В ответ на эти слова, произнесенные громким, пронзительным голосом, наступила тишина. Все с удивлением посмотрели на бледного юношу-монаха.
-За что же ты его так ненавидишь? - спросил наконец, ухмыляясь, старый солдат-лотарингец.
Тогда в ответ Жако обнажил плечи, показал незажившие еще рубцы и рассказал все, что случилось с ним в это утро. Рассказ вызвал бурю негодования. Монахи рычали от бешенства и призывали на голову короля все громы небесные. Солдаты хватались за оружие и предлагали идти сейчас же и разнести королевский замок вдребезги.
Но вдруг один из присутствующих, до сих пор молчаливо слушавший рассказ монаха, встал и потребовал тишины. Это был дворянин, одетый во все черное; у него был строгий, почти мрачный вид, и, должно быть, он пользовался большим влиянием среди присутствующих, так как сейчас же воцарилась тишина.
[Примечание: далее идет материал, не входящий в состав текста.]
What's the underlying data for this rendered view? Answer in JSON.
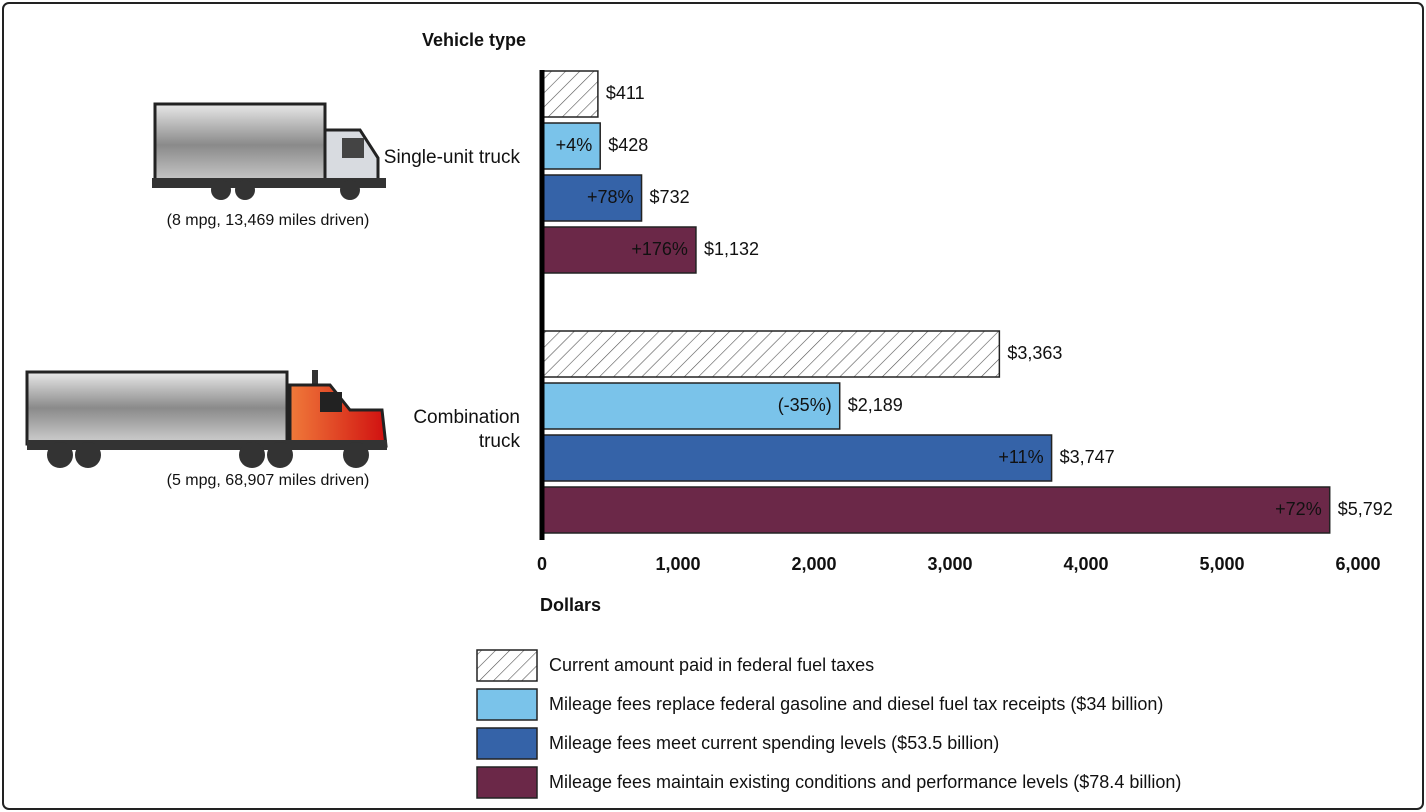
{
  "chart_data": {
    "type": "bar",
    "orientation": "horizontal",
    "y_label": "Vehicle type",
    "x_label": "Dollars",
    "categories": [
      "Single-unit truck",
      "Combination truck"
    ],
    "category_notes": [
      "(8 mpg, 13,469 miles driven)",
      "(5 mpg, 68,907 miles driven)"
    ],
    "series": [
      {
        "name": "Current amount paid in federal fuel taxes",
        "color": "#ffffff",
        "pattern": "hatch",
        "values": [
          411,
          3363
        ],
        "value_labels": [
          "$411",
          "$3,363"
        ]
      },
      {
        "name": "Mileage fees replace federal gasoline and diesel fuel tax receipts ($34 billion)",
        "color": "#7ac3ea",
        "label_color": "#111111",
        "values": [
          428,
          2189
        ],
        "value_labels": [
          "$428",
          "$2,189"
        ],
        "change_labels": [
          "+4%",
          "(-35%)"
        ]
      },
      {
        "name": "Mileage fees meet current spending levels ($53.5 billion)",
        "color": "#3563a8",
        "label_color": "#ffffff",
        "values": [
          732,
          3747
        ],
        "value_labels": [
          "$732",
          "$3,747"
        ],
        "change_labels": [
          "+78%",
          "+11%"
        ]
      },
      {
        "name": "Mileage fees maintain existing conditions and performance levels ($78.4 billion)",
        "color": "#6b2848",
        "label_color": "#ffffff",
        "values": [
          1132,
          5792
        ],
        "value_labels": [
          "$1,132",
          "$5,792"
        ],
        "change_labels": [
          "+176%",
          "+72%"
        ]
      }
    ],
    "xlim": [
      0,
      6000
    ],
    "xticks": [
      0,
      {
        "value": 1000,
        "label": "1,000"
      },
      {
        "value": 2000,
        "label": "2,000"
      },
      {
        "value": 3000,
        "label": "3,000"
      },
      {
        "value": 4000,
        "label": "4,000"
      },
      {
        "value": 5000,
        "label": "5,000"
      },
      {
        "value": 6000,
        "label": "6,000"
      }
    ]
  }
}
-Как тебя зовут? - спросил он монаха.
-Жак Клеман.
-Откуда ты?
-Из окрестностей Парижа.
-Почему ты стал монахом?
-Потому что отличался в детстве леностью. Этот ответ вызвал бурю смеха, однако она улеглась по первому знаку дворянина в черном.
-Какого ты ордена?
-Я доминиканец.
Человек в черном выглянул в окно и увидел монастырского осла, привязанного к кольцу у стены. Оттопыренная сума доказывала, что сбор монашка был удачен. Тогда мрачный дворянин спросил:
-Нет ли здесь монахов того же монастыря? - и, когда в ответ поднялись трое черноризцев, продолжал: - Доставьте осла в монастырь, ты же,- обратился он к Жаку,- пойдешь со мною.
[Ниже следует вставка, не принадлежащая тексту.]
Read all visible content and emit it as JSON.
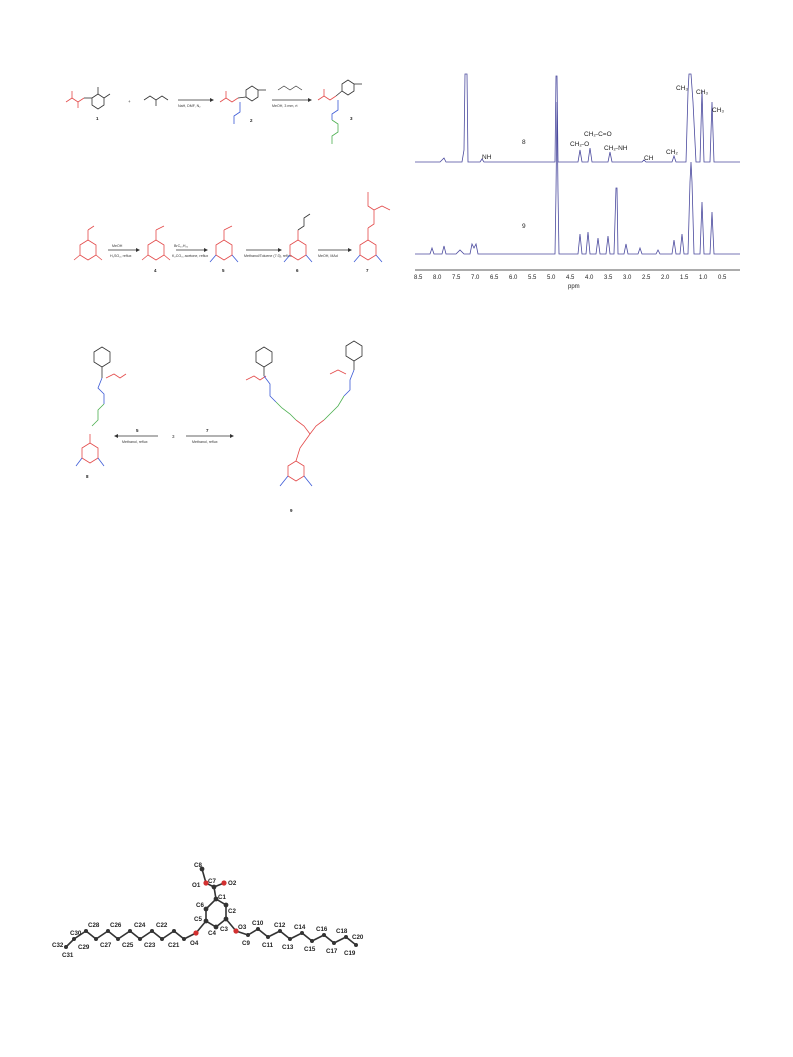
{
  "scheme1": {
    "compound_labels": [
      "1",
      "2",
      "3"
    ],
    "reagents": [
      "NaH, DMF, N₂",
      "MeOH, 3 mm, rt"
    ]
  },
  "scheme2": {
    "compound_labels": [
      "4",
      "5",
      "6",
      "7"
    ],
    "reagents": [
      "MeOH",
      "H₂SO₄, reflux",
      "BrC₁₀H₂₁",
      "K₂CO₃, acetone, reflux",
      "Methanol/Toluene (7:3), reflux",
      "MeOH, MAd"
    ]
  },
  "scheme3": {
    "compound_labels": [
      "8",
      "9"
    ],
    "center_label": "3",
    "left_arrow_label": "5",
    "left_arrow_reagent": "Methanol, reflux",
    "right_arrow_label": "7",
    "right_arrow_reagent": "Methanol, reflux"
  },
  "nmr": {
    "trace_labels": [
      "8",
      "9"
    ],
    "peak_labels": [
      "NH",
      "CH₂-O",
      "CH₂-C=O",
      "CH₂-NH",
      "CH",
      "CH₂",
      "CH₃",
      "CH₃",
      "CH₃"
    ],
    "x_ticks": [
      "8.5",
      "8.0",
      "7.5",
      "7.0",
      "6.5",
      "6.0",
      "5.5",
      "5.0",
      "4.5",
      "4.0",
      "3.5",
      "3.0",
      "2.5",
      "2.0",
      "1.5",
      "1.0",
      "0.5"
    ],
    "x_label": "ppm",
    "colors": {
      "trace": "#4b4a9e",
      "fill": "#5a57b8"
    }
  },
  "crystal": {
    "atoms_top": [
      "C8",
      "O1",
      "C7",
      "O2",
      "C6",
      "C1",
      "C2",
      "C5",
      "C3",
      "C4",
      "O4",
      "O3"
    ],
    "chain_left": [
      "C32",
      "C31",
      "C30",
      "C29",
      "C28",
      "C27",
      "C26",
      "C25",
      "C24",
      "C23",
      "C22",
      "C21"
    ],
    "chain_right": [
      "C9",
      "C10",
      "C11",
      "C12",
      "C13",
      "C14",
      "C15",
      "C16",
      "C17",
      "C18",
      "C19",
      "C20"
    ]
  }
}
-Но...- начал было Жак, однако резкий, повелительный жест дворянина сразу прервал всякие возражения и монах покорно последовал за незнакомцем.
VII
Молча дошли они до крайне мрачного и неприветливого на вид здания. Можно было подумать, что оно совершенно необитаемо; но, когда мрачный дворянин постучался в ворота, они сейчас же открылись, и Жак с удивлением увидал, что внутренний двор здания занят массой народа самого разнообразного общественного положения. Здесь были солдаты, монахи, простые буржуа и знатные дворяне; все они очень оживленно и дружелюбно разговаривали друг с другом.
В самом центре двора Жак увидел величественную фигуру одетую в рясу. При виде этого монаха Жак испуганно вздрогнул: это был о. Григорий, настоятель монастыря доминиканцев, а следовательно, начальник Жака. Но мрачный дворянин не дал Жаку времени предаваться своему удивлению. Он быстро увлек его в подъезд и провел в мрачную комнату, драпированную темными материями. Здесь он велел ему подождать, а сам исчез за портьерой, скрывавшей дверь в соседнюю комнату.
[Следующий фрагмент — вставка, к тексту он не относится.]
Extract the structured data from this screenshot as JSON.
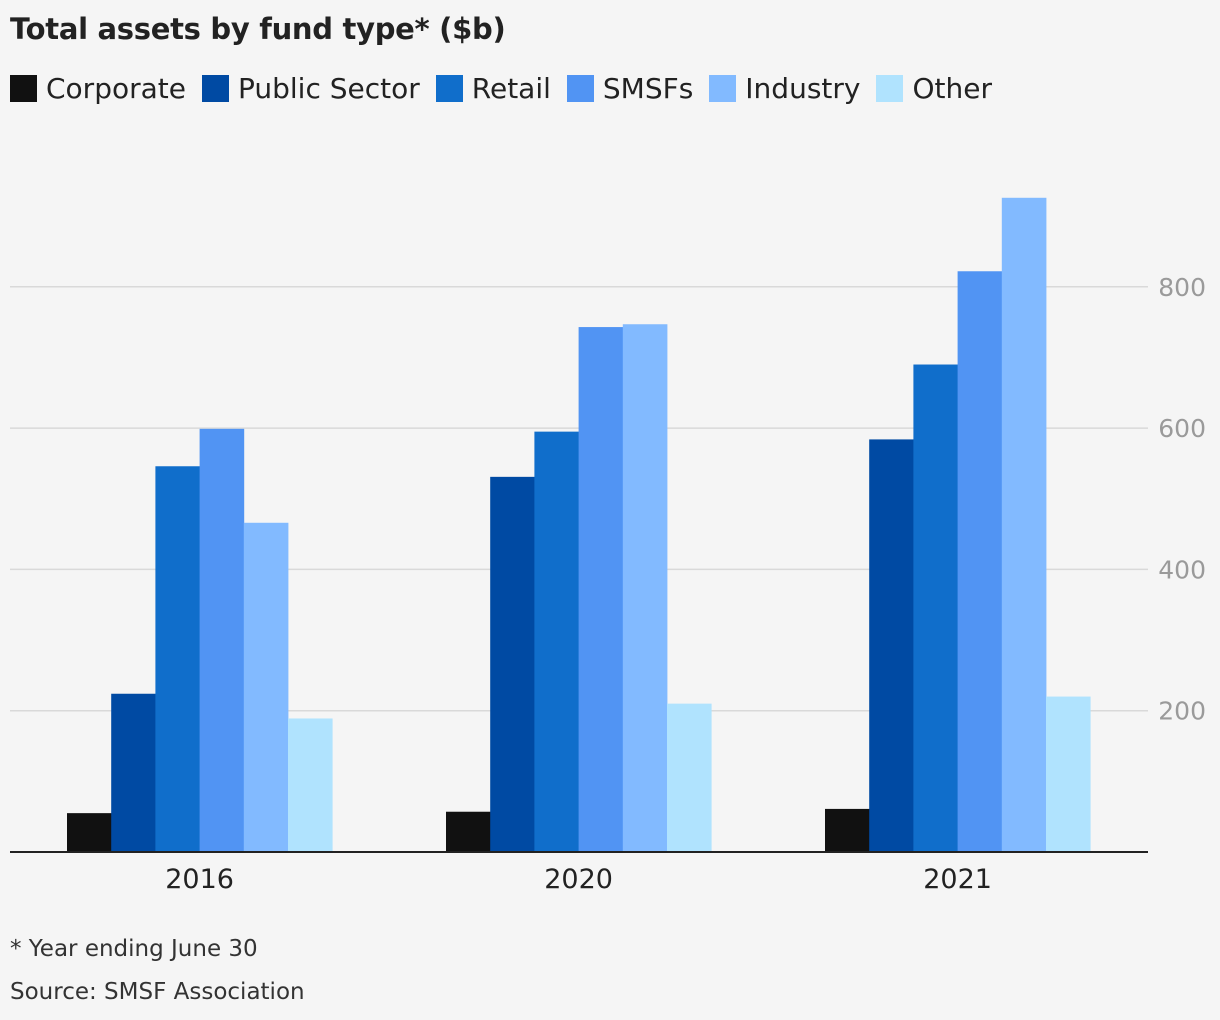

Эта комната по своему убранству находилась в полном несоответствии с мрачностью первой, так как была отделана со всей роскошью в светлых тонах.
На кушетке лежала, мечтая, прекрасная женщина. Это была Анна Лотарингская, герцогиня Монпансье.
При входе мрачного дворянина она подняла голову и спросила, как бы пробуждаясь от радужного сна:
-А! Это вы, граф Эрих?
Эрих де Кревкер поклонился с большим почтением, хотя в его манере и лежал сильный оттенок неуловимого грубого презрения.
Анна знаком предложила Кревкеру сесть, но тот молча отклонил приглашение и остался стоять.
-Откуда вы, Эрих? - спросила Анна.
-Из кабачка Маликана, герцогиня.
-А! Что же там по-прежнему поносят гугенотов?
-По-прежнему.
-И наваррского короля?
-Более чем когда-либо.
-А короля Генриха III?
-О, этот-то окончательно скомпрометирован, герцогиня! Монахи и солдаты рвутся пойти приступом на Лувр.
-Расскажите мне об этом подробнее, Эрих,- сказала герцогиня, лицо которой повеселело.
Тогда граф Эрих де Кревкер рассказал герцогине о монашке, перенесшем тяжелые издевательства в Сен-Клу.
-И вы говорите, что монах взбешен до крайности?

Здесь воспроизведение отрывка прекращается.